Maintaining team alignment with experience briefs

Ah, the creative brief. At once the bane of the creative’s tortured existence and a North Star to guide teams along the path to delivering something great. During my years running a small design studio, I used briefs to help plan projects, and keep clients honest during the design process. Once I started going in-house, my habit of doing design briefs floundered a bit—mostly because my old project briefs were, frankly, a bit heavy for the work I was doing.

A few years ago, I started noticing that my teams were suffering. Projects would go off the rails—approvals would take forever, we’d go through too many rounds of iteration and end up with a sub-par design before we ever got to development. Our designers were having trouble getting their teams and stakeholders on board with the work they were trying to do, and designs were compromised as a result.

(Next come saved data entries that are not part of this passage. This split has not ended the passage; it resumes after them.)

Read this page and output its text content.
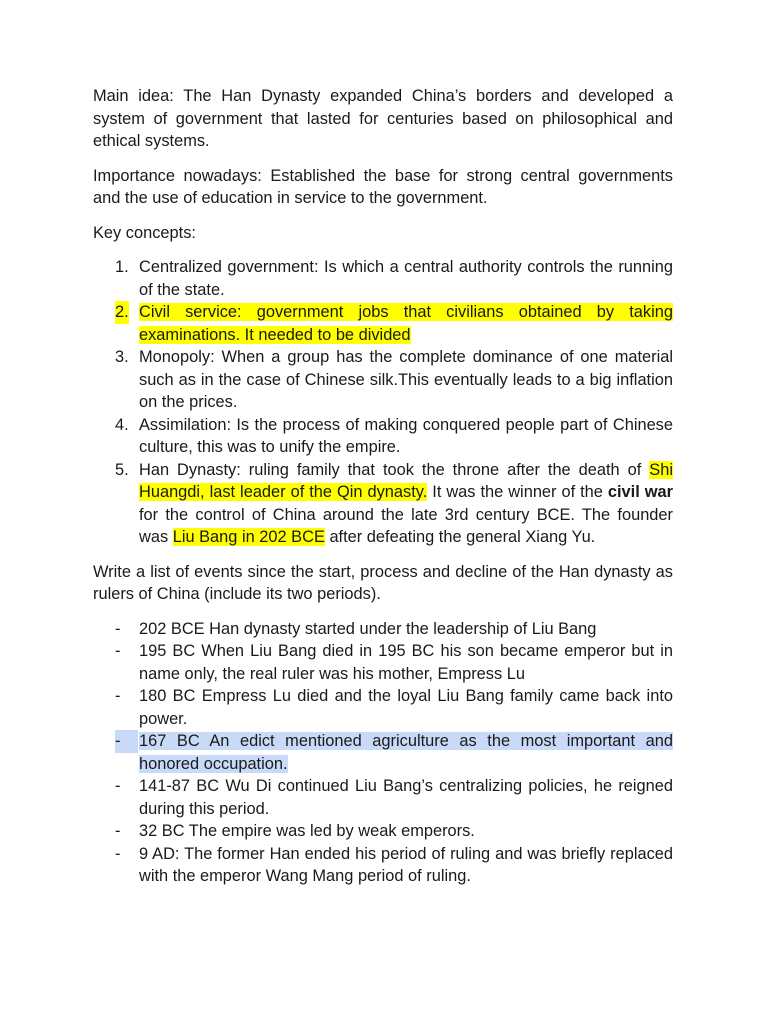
Main idea: The Han Dynasty expanded China’s borders and developed a system of government that lasted for centuries based on philosophical and ethical systems.

Importance nowadays: Established the base for strong central governments and the use of education in service to the government.

Key concepts:

1. Centralized government: Is which a central authority controls the running of the state.
2. Civil service: government jobs that civilians obtained by taking examinations. It needed to be divided
3. Monopoly: When a group has the complete dominance of one material such as in the case of Chinese silk.This eventually leads to a big inflation on the prices.
4. Assimilation: Is the process of making conquered people part of Chinese culture, this was to unify the empire.
5. Han Dynasty: ruling family that took the throne after the death of Shi Huangdi, last leader of the Qin dynasty. It was the winner of the civil war for the control of China around the late 3rd century BCE. The founder was Liu Bang in 202 BCE after defeating the general Xiang Yu.

Write a list of events since the start, process and decline of the Han dynasty as rulers of China (include its two periods).

- 202 BCE Han dynasty started under the leadership of Liu Bang
- 195 BC When Liu Bang died in 195 BC his son became emperor but in name only, the real ruler was his mother, Empress Lu
- 180 BC Empress Lu died and the loyal Liu Bang family came back into power.
-	167 BC An edict mentioned agriculture as the most important and honored occupation.
- 141-87 BC Wu Di continued Liu Bang’s centralizing policies, he reigned during this period.
- 32 BC The empire was led by weak emperors.
- 9 AD: The former Han ended his period of ruling and was briefly replaced with the emperor Wang Mang period of ruling.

I needed a way to help us bring focus and clarity back to the work so we could move design through more effectively.

Enter the magical short-form creative brief, made famous by Jared Spool on the UIE blog. Comprised of a few short sections and no more than a page or two long, the brief helps center teams around a concise, brief vision for what they’re trying to create. The basic structure has been adapted over the years, but the main sections include:

  1. Design problem: a 2-3 paragraph description of the problem we’re trying to solve, and why it’s important to the business.
  2. Considerations/Constraints: a quick synopsis of any dependencies, business constraints, etc. we should pay attention to during the process.
  3. Goals: a set of clearly defined business goals for this design (if they’re measurable, even better);
  4. Key Personas: 1-2 personas (see “Pre-Work” below) that are most relevant to the functionality we’re creating;
  5. Key Scenarios: 3-5 job stories applicable to the project;
  6. Key Principles: 1-3 design principles (see “Pre-Work” below) that are most applicable to this project.
  7. Milestones and Deliverables (optional): for larger projects, this section can be used to indicate the general scope of work, and key milestones along the way.
  8. Supporting Information: any information that isn’t covered by the above sections. In practice, this may include meeting notes, findings from user research sessions, or links to various competitive analysis.

Working through the brief: the project kickoff interview

Done well, a solid brief is no more than a page and a half of printed text, and can be completed within the course of a 1-hour project kickoff. The key to doing it well is that it’s done alongside stakeholders and the team, preferably during the kickoff meeting. I like to treat the brief as a structured questionnaire, where my role is to listen, facilitate conversation, and reframe what I heard as the text of the brief, which I write in front of the team.

Doing it this way requires a certain amount of thinking on your feet, but the benefit is twofold. First, it creates transparency within the team, and shows that you’re listening. Second, it prevents anyone from arguing that doing a brief “slows down the process,” since it’s happening during a meeting that you’d be having anyway.

Pre-Work to speed up the process

In order to realize the true time-saving power of the short-form creative brief, it helps to have a couple of things squared away up front. Having a set of clear personas and design principles for your product gives you the opportunity to speed up these sections of the brief; instead of “guessing” which personas or principles apply to this project, you can revisit the whole set with your team, and decide which ones to include.

Personas

A solid set of personas (which I like to think of as characters, to borrow Indi Young’s term) not only helps speed up the brief-writing process, it helps align the team on a common set of users. Conduct a Character Sheet Workshop with your team to map out the different types of people your product serves. When creating personas, think not just about demographics and user roles, but the person’s context within your problem space.

Design Principles

If your product or team doesn’t have a clear set of design principles, now is the time to create them. While it’s common for teams to come up with abstract design principles, such as “Clean” or “Intuitive,” I have found in practice that design principles work best as directives from our users to the team. “Make it easy to figure out what I have to do next” is more powerful/useful than “Intuitive,” particularly in an enterprise context.

Create a template

As your team continues to create briefs for projects, it becomes much easier to create a template that you can grab and start filling out on the fly. Here’s one of mine that you can use.

Conclusion

When it comes down to it, being a good designer requires much more than pushing pixels or learning the next interesting prototyping tool. You have to help your teams prioritize, reframe their problems, and stay aligned through the messy, thrilling process of creating something new. This makes the creative brief a small but incredibly powerful tool in your design arsenal.